I read a lot of manuscripts that have chapter headings. Ch. 1: The Sniveling Beagle, Ch. 2: Of Peanut Butter and Daiquiris…and so on. I understand that the author uses chapter headings in order to set the reader up as to what they are going to read. But is it necessary?
I’m going to be honest here – I don’t normally read them because they don’t usually make any sense – like I”m supposed to derive some meaning from them but I’m too brain-addled to figure it out. Or worse – the chapter heading was far more clever than the chapter itself! Does this mean I should go stand in the corner and let the beagle draw frowny faces with my bloody red editing pen?
The reason I don’t read them is that they don’t normally reveal anything. I haven’t read the chapter yet, so “Of Peanut Butter and Daiquiris” has no meaning to me. Sure, it’s cute and catchy, but is that a reason to have it there? And by the time I’ve read the chapter, I no longer care about the chapter heading because I’ve moved on to the next chapter.
It seems that a lot of the chapter headings I’ve been seeing lately are like little teasers – as if to say, “Please stay engaged in my story.” It’s as though chapter headings want to join in with the elite crowd that consists of a great title, great synopsis, great tag line, great cover art…and a great story.
But the thing is, a great story doesn’t necessarily need chapter headings because the reader is so engaged, they’ll barely glance at the heading. They’ll simply dig into the chapter.
I know lots of people who don’t read a prologue because the poor prologue has been so abused over the years and reduced to info dumps and all sorts of other literary transgressions. My feeling is if the prologue belongs there – meaning that it contains information the reader needs so that the story makes sense, or it has information that doesn’t fit anywhere else in the book and it’s vital to the storyline.
And that’s the quandary with chapter headings. They carry none of those burdens, so what’s their purpose?
Authors aren’t intentionally lazy, but there are certain things they do to create the same result. Most chapters need to transition into each other in much the same way paragraphs do. I’ve noticed that chapters headings tend to have little segue into the following chapter because the author let the heading do the job for them.
It’s a lot like my aversion to relying on punctuation to do the job of writing. If you pepper your manuscript with exclamation points, you tend to get lazy about conveying the emotion of fear or excitement. “Hey, no worries,” sez you, “I stuck an exclamation point in there. The reader understands my character is yelling/excited/angry.”
Problem is, they don’t always get it. Or they get bored because they keep seeing them. Chapter headings mean little to the reader because they haven’t read the chapter yet. Many headings are too elusive for the reader to derive its meaning, and by the time they read the chapter, the heading is moot.
Now, in spite of my heading aversion, there are times when it makes sense to have chapter headings. Nonfiction is one of those places where it’s helpful because you’re conveying little tidbits of information. These chapter headings aren’t cutesy or allegorical. They are to the point and let the reader know where this chapter is headed. And it’s intentional.

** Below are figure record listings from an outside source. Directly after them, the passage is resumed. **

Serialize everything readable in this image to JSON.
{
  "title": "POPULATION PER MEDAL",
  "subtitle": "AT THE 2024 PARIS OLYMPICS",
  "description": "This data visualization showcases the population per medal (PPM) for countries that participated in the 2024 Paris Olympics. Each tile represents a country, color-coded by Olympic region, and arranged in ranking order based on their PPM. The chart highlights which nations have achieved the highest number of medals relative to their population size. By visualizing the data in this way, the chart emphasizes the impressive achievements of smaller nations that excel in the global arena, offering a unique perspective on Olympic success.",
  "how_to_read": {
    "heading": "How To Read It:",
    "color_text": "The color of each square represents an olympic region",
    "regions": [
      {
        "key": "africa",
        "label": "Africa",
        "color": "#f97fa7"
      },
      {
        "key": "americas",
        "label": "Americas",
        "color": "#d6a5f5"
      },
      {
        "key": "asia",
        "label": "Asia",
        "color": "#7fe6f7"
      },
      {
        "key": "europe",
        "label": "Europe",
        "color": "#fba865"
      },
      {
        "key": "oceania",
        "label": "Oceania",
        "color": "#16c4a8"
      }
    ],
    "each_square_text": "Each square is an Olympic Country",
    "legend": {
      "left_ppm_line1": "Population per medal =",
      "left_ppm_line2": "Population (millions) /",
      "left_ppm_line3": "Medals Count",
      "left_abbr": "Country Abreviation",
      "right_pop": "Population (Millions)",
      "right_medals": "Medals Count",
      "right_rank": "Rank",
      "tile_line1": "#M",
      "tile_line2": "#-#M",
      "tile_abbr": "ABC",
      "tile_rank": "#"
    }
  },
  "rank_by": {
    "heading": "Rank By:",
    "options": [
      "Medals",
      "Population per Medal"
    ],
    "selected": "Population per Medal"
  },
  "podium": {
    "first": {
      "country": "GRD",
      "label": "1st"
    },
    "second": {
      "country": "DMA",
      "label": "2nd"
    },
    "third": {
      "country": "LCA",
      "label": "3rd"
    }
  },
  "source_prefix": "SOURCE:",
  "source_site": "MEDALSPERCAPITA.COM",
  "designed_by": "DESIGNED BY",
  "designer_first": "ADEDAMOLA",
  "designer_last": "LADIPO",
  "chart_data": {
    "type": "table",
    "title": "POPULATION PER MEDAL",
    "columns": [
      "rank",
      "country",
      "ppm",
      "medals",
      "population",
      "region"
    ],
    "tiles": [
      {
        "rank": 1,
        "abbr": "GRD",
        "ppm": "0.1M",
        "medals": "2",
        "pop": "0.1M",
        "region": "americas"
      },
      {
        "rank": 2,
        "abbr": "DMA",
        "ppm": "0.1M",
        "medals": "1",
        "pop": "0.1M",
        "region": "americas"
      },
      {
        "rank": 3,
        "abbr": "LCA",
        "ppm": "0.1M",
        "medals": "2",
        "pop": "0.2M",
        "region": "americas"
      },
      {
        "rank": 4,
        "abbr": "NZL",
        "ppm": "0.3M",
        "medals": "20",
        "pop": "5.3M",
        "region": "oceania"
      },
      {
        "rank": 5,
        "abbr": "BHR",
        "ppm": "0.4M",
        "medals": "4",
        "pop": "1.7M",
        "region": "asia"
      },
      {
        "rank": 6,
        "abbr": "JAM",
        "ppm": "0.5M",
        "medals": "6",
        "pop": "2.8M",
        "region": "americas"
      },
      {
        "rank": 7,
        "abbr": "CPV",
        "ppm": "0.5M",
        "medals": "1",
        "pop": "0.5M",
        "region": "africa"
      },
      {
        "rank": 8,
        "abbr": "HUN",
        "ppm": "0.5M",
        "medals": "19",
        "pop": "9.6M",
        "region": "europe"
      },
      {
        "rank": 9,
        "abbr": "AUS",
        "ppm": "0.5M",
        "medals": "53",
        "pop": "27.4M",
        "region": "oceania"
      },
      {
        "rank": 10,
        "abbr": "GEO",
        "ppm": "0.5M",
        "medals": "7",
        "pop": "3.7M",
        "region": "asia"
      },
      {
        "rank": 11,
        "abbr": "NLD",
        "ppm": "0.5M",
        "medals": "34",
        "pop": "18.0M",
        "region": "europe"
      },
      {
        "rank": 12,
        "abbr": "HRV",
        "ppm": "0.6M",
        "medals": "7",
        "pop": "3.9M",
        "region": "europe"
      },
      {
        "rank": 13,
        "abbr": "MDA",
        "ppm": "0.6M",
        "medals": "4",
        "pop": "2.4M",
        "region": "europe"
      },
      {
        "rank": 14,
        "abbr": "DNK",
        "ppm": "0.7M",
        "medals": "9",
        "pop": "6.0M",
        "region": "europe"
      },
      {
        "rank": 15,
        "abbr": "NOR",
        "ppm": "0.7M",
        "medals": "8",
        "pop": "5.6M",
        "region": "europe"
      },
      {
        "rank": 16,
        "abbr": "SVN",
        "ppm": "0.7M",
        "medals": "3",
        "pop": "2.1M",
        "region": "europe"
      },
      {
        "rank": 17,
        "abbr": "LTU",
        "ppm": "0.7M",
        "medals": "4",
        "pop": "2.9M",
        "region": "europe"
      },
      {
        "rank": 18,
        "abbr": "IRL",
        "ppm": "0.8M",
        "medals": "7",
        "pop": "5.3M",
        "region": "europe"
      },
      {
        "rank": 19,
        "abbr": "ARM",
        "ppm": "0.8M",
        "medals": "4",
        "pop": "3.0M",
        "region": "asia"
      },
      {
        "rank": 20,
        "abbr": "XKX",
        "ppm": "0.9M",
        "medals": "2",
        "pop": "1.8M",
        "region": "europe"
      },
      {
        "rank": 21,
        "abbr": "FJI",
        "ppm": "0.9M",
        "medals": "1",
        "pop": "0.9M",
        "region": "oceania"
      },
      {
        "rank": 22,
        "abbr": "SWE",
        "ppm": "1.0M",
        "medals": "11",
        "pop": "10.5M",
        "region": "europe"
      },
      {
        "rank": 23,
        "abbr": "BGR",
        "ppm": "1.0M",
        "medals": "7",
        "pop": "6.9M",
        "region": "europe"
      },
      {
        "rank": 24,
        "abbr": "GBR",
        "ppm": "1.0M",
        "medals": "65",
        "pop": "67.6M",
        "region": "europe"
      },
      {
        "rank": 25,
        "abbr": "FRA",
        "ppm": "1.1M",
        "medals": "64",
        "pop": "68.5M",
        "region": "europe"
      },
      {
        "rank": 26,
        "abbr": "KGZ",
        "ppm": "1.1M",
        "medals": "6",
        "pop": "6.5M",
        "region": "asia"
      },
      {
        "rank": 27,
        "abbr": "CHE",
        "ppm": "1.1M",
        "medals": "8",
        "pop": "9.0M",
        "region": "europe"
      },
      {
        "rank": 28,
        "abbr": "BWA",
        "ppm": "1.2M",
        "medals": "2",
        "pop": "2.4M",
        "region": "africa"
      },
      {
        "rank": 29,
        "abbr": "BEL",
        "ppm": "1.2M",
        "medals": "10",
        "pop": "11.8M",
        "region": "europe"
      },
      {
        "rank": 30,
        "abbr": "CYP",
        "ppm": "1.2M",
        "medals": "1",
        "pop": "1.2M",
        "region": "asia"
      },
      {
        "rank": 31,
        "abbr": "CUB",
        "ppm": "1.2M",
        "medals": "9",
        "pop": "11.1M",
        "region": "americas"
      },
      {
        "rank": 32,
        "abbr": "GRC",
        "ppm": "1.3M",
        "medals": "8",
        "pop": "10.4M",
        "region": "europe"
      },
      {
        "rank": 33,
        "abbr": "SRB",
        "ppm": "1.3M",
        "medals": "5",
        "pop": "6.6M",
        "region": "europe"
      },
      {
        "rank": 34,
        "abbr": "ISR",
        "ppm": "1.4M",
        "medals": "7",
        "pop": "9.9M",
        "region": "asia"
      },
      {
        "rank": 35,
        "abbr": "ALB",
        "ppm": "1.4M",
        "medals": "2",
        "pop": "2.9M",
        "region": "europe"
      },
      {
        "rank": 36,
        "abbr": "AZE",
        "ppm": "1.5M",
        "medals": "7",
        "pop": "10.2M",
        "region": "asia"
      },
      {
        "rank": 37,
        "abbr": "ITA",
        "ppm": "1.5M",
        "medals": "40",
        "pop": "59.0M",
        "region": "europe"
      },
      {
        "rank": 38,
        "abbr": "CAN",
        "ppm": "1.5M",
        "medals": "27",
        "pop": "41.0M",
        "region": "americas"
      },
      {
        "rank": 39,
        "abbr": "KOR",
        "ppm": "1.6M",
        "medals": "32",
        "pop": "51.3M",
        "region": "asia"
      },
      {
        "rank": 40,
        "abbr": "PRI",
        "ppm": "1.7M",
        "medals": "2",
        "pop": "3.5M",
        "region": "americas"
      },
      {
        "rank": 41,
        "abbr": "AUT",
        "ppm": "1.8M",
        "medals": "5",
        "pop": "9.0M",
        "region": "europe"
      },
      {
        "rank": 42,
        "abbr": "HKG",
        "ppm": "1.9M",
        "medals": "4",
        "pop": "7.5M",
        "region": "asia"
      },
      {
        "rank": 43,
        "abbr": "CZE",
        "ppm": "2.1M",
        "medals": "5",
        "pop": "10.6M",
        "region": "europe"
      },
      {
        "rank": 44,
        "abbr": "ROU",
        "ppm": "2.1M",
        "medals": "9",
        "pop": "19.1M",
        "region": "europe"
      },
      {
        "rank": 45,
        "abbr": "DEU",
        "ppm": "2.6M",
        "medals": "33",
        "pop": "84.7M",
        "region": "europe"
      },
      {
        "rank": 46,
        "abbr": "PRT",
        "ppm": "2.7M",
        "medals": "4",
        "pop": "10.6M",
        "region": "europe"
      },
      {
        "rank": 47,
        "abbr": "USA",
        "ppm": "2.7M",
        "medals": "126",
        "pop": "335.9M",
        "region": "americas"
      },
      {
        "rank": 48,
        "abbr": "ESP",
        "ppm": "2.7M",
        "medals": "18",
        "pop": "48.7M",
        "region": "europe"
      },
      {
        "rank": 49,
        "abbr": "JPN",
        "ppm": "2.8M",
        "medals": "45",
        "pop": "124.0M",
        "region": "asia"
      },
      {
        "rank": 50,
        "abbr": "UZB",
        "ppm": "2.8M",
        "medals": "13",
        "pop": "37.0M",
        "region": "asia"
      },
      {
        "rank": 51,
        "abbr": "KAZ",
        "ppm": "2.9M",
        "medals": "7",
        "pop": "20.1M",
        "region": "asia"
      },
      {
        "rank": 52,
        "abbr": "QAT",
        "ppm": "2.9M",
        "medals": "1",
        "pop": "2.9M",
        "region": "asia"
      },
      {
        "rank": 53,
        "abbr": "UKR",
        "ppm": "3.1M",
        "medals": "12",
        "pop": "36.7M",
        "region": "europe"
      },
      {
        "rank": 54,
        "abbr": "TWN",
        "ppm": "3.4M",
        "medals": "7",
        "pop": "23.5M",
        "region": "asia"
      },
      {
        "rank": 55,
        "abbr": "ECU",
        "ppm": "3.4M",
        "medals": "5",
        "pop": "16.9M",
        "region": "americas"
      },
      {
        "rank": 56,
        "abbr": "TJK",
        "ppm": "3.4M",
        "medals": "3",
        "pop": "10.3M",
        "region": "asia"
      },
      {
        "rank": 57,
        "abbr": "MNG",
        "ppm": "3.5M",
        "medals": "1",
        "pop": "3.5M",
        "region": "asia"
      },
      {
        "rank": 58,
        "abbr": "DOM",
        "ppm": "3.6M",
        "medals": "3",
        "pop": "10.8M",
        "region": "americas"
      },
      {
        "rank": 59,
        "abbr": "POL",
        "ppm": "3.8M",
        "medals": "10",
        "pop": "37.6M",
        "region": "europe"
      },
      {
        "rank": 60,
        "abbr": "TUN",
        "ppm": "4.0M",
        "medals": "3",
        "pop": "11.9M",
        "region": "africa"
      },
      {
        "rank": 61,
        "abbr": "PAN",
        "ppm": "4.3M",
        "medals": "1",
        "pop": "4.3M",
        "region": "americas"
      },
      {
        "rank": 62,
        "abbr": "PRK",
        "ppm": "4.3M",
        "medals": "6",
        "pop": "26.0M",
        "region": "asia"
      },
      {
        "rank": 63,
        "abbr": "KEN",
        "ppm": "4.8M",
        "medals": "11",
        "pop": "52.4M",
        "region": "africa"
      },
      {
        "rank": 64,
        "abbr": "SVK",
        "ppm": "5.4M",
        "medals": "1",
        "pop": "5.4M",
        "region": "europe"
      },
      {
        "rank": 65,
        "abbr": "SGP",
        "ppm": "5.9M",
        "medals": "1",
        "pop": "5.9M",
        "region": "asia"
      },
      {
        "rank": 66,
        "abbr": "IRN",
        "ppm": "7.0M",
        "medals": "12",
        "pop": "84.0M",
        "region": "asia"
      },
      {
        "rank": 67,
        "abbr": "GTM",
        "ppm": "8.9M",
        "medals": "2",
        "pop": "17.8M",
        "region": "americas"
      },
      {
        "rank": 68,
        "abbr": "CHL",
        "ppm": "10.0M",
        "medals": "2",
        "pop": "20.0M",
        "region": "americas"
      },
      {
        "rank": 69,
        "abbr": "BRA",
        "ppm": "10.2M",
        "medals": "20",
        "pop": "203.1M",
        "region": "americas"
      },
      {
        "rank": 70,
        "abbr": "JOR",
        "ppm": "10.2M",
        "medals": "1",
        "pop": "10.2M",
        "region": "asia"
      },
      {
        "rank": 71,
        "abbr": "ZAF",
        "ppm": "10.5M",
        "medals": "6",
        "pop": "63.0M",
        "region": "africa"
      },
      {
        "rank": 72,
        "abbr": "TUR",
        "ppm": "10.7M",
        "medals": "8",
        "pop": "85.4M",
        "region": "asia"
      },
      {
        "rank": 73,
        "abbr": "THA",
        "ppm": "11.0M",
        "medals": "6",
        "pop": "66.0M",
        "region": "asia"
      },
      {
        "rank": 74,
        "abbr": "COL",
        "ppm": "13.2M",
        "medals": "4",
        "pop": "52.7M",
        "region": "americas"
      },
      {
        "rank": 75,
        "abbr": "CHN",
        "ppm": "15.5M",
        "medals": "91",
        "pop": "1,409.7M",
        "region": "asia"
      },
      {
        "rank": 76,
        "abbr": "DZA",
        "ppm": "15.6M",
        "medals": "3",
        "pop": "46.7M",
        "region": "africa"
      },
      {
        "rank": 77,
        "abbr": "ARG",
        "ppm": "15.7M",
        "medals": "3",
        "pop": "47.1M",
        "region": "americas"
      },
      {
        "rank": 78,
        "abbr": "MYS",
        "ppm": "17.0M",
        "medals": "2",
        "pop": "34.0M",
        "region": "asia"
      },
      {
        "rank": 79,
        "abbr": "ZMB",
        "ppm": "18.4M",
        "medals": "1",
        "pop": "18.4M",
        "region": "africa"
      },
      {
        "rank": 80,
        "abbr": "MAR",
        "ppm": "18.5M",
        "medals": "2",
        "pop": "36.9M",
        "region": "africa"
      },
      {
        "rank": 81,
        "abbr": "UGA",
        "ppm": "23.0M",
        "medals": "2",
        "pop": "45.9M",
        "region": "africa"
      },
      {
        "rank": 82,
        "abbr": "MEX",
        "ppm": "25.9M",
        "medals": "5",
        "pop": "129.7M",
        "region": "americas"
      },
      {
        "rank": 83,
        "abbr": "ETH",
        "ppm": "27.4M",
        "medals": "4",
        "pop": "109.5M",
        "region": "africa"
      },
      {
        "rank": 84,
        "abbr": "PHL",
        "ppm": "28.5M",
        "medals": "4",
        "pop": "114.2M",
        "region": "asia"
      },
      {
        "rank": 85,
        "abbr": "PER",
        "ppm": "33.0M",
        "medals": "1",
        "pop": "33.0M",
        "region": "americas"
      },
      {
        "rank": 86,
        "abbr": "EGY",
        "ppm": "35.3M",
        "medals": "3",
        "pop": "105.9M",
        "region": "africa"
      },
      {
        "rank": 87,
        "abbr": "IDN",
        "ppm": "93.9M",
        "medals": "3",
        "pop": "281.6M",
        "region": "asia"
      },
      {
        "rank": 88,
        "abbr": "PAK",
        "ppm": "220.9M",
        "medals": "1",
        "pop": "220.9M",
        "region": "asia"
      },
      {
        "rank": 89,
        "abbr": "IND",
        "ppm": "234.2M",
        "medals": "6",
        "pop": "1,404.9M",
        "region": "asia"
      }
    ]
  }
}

Like everything else literary, there are no hard fast rules. It’s a gut feel. It might be helpful to ask yourself is why you have chapter headings at all. Just like everything else in your manuscript, you need to have a reason for having it there – whether it’s a prologue or backstory. If you go about writing your book consciously, then you may find that chapter headings add zip to your book or have no impact whatsoever. Consider removing and ask yourself whether your book has the same punch and pow.
Conversely, ask yourself why you want them there. It may be that it’s perfectly fine to include them. All I ask is that you consider them consciously rather than falling into the trap that “all books have chapter headings.” They don’t, and you should make sure yours are there for a specific reason.
So how does it go for you? Chapter headings or simple numbers? If so, why?